Ce parcours à travers les conflits du XXe siècle n’est pas rare parmi celles et ceux qui, appartenant au Corps expéditionnaire, furent pris en charge pour troubles psychiques en Indochine. Prêter attention à ces personnes souvent marginalisées en se plaçant à hauteur de leurs expériences de guerre permet de mieux comprendre la réalité du premier conflit de décolonisation français, loin des mythes et des stéréotypes. Plus largement, ces trajectoires combattantes nous invitent à réfléchir aux conséquences des guerres sur un temps plus long et aux difficultés, voire à l’impossibilité, parfois, d’en sortir..
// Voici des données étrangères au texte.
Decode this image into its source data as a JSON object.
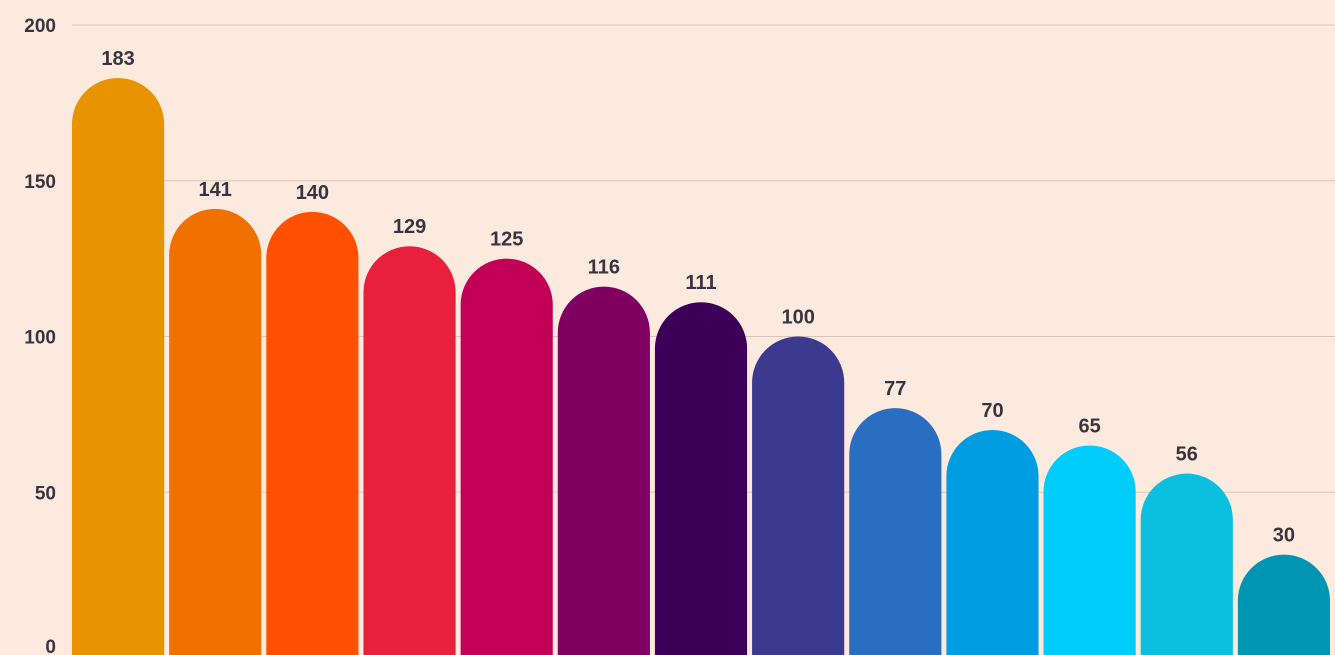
{
  "chart_data": {
    "type": "bar",
    "title": "",
    "xlabel": "",
    "ylabel": "",
    "ylim": [
      0,
      200
    ],
    "yticks": [
      0,
      50,
      100,
      150,
      200
    ],
    "grid": true,
    "legend": "none",
    "values": [
      183,
      141,
      140,
      129,
      125,
      116,
      111,
      100,
      77,
      70,
      65,
      56,
      30
    ],
    "colors": [
      "#e89400",
      "#f07100",
      "#ff5000",
      "#e8203e",
      "#c20055",
      "#7f0060",
      "#3c0058",
      "#3b3a8e",
      "#2a6ec2",
      "#009de3",
      "#00cdfc",
      "#0bc0df",
      "#0096b3"
    ]
  }
}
Élodie Charié, doctorante, est diplômée du master d’histoire de Sciences Po et agrégée d’histoire. Sa thèse intitulée « Les troubles psychiques durant la guerre d’Indochine (1945-1954) : une histoire médicale, sociale et culturelle de la psychiatrie en contexte guerrier et colonial » est dirigée par Guillaume Piketty (Centre d’histoire) et Claire Edington (Université de San Diego). Élodie Charié prodigue également des enseignements, dont la conférence de méthode « Récits, représentations et usages du passé » à Sciences Po.